A gadfly hopes to end a battle in Mt. Holly

Mayor-elect Richard Dow hope to close the fight over Mount Holly Gardens with fair payment to residents who have refused to move to make way for new building.
Mayor-elect Richard Dow hope to close the fight over Mount Holly Gardens with fair payment to residents who have refused to move to make way for new building. (ED HILLE / Staff Photographer)

As mayor, Richard Dow hopes to end bitter litigation over eminent domain.

Posted: January 03, 2013

For nearly two decades, Richard Dow was dismissed as a gadfly when he peppered veteran Mount Holly Council members with questions on how they conducted the township's business.

The feisty Brooklyn, N.Y., native, who by day wears a Verizon hard hat and detects leaks in telephone cables, said he believed local officials were mismanaging the affairs of the blue-collar Burlington County community - especially when they took preliminary steps to seize houses by eminent domain in the Gardens section.

That was before Dow inherited the 10-year-old legal fight, Mount Holly Citizens in Action v. Mount Holly, a case that the U.S. Supreme Court is considering whether to accept.

Scheduled to be sworn in as mayor Tuesday, two years after first winning a council seat, Dow is now in a position to end the litigation, which has stirred up a multitude of thorny issues - eminent domain, racial discrimination, unintended segregation, and a municipality's ability to redevelop a blighted area.

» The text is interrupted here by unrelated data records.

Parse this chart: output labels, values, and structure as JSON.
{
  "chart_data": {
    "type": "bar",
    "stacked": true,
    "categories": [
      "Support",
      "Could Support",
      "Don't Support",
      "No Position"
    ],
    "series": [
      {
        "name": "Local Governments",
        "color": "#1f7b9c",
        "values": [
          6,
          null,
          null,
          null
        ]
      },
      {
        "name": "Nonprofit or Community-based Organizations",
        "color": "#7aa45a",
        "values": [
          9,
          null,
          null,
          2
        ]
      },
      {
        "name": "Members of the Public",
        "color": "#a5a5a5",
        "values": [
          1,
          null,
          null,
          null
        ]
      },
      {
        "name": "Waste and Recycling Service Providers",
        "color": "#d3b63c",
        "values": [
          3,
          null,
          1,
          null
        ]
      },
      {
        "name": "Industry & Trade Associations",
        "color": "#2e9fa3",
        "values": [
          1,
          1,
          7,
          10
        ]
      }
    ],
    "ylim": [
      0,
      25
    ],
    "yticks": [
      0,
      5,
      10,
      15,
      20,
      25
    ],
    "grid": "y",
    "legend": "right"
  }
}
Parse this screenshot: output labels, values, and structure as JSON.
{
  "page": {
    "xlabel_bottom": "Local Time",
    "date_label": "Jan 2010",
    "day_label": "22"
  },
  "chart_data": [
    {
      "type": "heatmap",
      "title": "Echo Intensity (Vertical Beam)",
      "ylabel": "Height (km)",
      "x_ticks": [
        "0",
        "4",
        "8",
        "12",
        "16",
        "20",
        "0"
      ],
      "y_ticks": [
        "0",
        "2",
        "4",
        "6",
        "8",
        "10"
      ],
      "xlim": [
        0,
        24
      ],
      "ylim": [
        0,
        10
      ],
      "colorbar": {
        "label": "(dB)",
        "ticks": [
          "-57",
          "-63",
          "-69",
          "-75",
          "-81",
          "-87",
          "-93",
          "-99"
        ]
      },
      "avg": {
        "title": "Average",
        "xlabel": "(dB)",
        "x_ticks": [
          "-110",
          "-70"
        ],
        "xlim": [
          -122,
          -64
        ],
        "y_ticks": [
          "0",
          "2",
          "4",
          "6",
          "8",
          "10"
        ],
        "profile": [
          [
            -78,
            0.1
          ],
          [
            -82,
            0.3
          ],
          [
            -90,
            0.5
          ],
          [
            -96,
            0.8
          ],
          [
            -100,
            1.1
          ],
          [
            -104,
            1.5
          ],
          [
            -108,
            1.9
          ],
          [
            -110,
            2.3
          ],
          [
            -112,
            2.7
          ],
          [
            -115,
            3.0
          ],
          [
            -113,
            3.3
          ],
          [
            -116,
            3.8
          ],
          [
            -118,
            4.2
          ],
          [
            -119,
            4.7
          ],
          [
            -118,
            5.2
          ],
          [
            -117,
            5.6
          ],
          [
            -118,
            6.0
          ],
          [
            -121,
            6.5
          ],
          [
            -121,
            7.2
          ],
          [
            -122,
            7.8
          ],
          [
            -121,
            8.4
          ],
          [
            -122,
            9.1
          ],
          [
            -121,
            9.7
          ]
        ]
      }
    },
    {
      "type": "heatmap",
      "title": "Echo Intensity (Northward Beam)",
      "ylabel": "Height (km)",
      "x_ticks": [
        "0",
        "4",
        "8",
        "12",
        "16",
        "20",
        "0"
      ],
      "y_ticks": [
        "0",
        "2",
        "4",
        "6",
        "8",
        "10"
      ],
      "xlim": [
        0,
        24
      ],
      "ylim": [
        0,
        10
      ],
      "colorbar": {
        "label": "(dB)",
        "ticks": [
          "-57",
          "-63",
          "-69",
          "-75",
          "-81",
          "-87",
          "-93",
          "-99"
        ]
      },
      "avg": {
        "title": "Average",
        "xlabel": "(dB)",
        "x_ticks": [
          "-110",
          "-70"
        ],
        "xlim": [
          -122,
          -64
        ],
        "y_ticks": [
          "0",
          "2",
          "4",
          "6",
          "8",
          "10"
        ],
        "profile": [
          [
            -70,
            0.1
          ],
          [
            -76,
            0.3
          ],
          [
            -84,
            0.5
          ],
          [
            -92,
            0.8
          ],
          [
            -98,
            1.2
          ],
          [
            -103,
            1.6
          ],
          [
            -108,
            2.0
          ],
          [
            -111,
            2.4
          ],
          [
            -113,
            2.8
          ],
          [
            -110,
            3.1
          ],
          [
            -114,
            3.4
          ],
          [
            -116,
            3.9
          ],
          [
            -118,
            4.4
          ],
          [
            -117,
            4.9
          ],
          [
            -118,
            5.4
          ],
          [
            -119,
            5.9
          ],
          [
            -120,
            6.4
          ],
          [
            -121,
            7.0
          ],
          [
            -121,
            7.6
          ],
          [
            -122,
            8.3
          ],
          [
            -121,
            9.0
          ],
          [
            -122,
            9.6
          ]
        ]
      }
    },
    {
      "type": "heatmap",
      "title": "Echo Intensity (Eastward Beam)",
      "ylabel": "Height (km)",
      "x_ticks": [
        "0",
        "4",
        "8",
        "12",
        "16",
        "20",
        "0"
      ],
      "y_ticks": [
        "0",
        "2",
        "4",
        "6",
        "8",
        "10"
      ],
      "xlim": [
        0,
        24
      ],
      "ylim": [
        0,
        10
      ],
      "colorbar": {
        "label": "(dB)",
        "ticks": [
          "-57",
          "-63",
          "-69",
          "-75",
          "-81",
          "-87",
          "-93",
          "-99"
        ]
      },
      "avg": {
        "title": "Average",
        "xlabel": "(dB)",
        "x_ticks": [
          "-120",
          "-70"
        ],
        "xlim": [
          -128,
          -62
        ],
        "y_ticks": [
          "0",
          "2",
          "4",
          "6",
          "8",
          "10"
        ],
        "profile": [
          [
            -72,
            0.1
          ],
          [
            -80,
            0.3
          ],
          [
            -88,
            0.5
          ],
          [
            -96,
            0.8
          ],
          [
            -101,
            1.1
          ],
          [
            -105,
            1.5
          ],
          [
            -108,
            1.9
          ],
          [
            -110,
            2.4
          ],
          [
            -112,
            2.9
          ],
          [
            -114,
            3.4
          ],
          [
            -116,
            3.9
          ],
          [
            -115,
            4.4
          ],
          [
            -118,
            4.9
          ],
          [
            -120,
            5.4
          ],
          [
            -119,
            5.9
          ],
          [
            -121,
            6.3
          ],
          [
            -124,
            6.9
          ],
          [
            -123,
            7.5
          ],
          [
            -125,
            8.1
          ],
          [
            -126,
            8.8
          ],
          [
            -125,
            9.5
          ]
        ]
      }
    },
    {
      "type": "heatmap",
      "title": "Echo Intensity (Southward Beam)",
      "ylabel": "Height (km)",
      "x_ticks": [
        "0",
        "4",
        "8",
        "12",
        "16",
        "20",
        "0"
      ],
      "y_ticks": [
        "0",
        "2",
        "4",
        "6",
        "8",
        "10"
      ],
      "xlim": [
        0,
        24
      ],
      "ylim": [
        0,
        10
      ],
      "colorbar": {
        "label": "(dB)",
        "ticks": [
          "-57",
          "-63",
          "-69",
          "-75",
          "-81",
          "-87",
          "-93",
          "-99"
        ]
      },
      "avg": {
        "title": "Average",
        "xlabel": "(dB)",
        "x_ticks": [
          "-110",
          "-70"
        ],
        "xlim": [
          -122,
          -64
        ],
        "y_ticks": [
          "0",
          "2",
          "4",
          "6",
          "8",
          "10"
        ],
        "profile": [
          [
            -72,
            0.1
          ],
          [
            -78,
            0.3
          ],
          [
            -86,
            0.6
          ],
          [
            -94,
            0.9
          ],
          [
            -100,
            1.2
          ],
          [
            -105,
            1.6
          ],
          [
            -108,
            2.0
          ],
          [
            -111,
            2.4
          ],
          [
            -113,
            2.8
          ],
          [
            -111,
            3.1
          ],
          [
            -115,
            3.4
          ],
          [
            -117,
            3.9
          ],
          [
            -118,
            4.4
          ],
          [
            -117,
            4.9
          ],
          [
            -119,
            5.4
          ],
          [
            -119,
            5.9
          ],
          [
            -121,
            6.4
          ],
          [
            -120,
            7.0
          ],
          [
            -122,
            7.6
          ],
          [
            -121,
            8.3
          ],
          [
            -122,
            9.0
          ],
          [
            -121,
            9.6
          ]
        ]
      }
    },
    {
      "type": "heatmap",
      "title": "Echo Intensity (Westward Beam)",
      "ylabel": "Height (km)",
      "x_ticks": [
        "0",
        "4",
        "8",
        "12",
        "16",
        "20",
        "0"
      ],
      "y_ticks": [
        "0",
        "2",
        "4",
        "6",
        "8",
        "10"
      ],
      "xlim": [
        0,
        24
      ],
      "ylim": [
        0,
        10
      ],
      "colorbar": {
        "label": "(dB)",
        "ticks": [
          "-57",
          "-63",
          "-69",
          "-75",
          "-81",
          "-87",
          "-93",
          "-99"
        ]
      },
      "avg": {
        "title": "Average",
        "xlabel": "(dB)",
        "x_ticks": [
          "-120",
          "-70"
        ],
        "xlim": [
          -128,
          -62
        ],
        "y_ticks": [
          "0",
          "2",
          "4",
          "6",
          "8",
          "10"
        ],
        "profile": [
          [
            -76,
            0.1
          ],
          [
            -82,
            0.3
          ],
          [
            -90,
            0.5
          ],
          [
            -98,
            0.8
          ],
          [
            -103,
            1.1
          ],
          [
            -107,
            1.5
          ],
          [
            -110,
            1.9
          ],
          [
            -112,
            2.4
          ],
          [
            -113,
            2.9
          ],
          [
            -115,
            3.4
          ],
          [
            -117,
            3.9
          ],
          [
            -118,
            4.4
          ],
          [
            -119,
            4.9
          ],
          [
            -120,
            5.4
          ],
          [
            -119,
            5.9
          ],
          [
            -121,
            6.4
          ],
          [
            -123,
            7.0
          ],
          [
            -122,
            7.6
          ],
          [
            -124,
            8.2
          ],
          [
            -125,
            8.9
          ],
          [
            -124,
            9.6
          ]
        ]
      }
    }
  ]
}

"It's such a quagmire," Dow, 48, said of the legal battle that erupted when the township decided it would demolish Mount Holly Gardens' 329 rowhouses - most of them occupied by low-income minority residents - and let a developer build market-rate single-family houses and townhouses.

"I want to negotiate with the homeowners down there," Dow said, referring to about 35 who have refused to move. "Eminent domain is not there to take a house to build a house. It's there for the greater good, to build a bridge or a highway."

Dow was elected to the five-member council in November 2010 as a political newcomer and spent the next two years as a minority voice that he said was ignored. Three newcomers allied with him won seats in the next two elections, giving the group the votes they need to change the town's course and end the costs of litigation.

So far the town has spent more than $1 million in legal fees.

M. James Maley Jr., the township's special counsel, has said that the residents were unreasonable and that talks would not be fruitful. Maley, who is also mayor of Collingswood, could not be reached for comment.

The redevelopment plan called for all the rowhouses to be demolished, and the previous council moved forward with it as a way to remove blight and crime from the Gardens. Several landlords and others took buyout and tenants moved away.

Dow argued that many of the homeowners had lived there for decades and were law-abiding citizens. They had paid off their mortgages and could not afford to move out with the $50,000, on average, that the town was offering.

South Jersey Legal Services filed a lawsuit on the homeowners' behalf, alleging that their civil rights were violated and that the town's action amounted to racial discrimination.

The U.S. Court of Appeals for the Third Circuit in Philadelphia in 2011 ordered a trial to find out whether the town should rehabilitate the remaining houses, offer affordable new ones, or take other steps rather than displacing the residents. The council appealed the decision.

Dow, who is white, said he became especially concerned when the U.S. Department of Justice filed a brief suggesting the relocation of the Gardens' residents might violate fair housing laws because it resulted in unintentional racial segregation.

The Gardens had the greatest concentration of minorities in the town, and many of the residents could not find other affordable homes elsewhere in the community.

Maley, however, appealed to the U.S. Supreme Court, arguing that municipalities have the right to redevelop blighted areas and that the statistical analysis purporting to show the impact on minorities was faulty.

Dow hopes to avoid further litigation if both sides can have a "good-faith" discussion and settle. He wants to offer residents replacement homes in the Gardens, or some other alternative to being pushed out of the township.

"They should get a house for a house," he said, suggesting that comparable units could be built on Joseph's Place, on the edge of the tract.

Olga Pomar, a lawyer with Legal Services, which represents homeowners, said the idea had not been proposed before. "The town has insisted that all of the homes come down first," she said. "It sounds good conceptually."

Pomar said she looked forward to working with the new council.

As for the appeal to the high court, Dow said, "We can't bail out of it," saying Legal Services had asked for "reparations" for those who were displaced and adding that that could cost the township too much money.

"We have to find a sweet spot that's fair to the residents there and the residents of Mount Holly," he said.

Pomar said that while Legal Services was looking for damages for some who had moved, "my anticipation is if clients got replacement homes, they wouldn't seek further damages."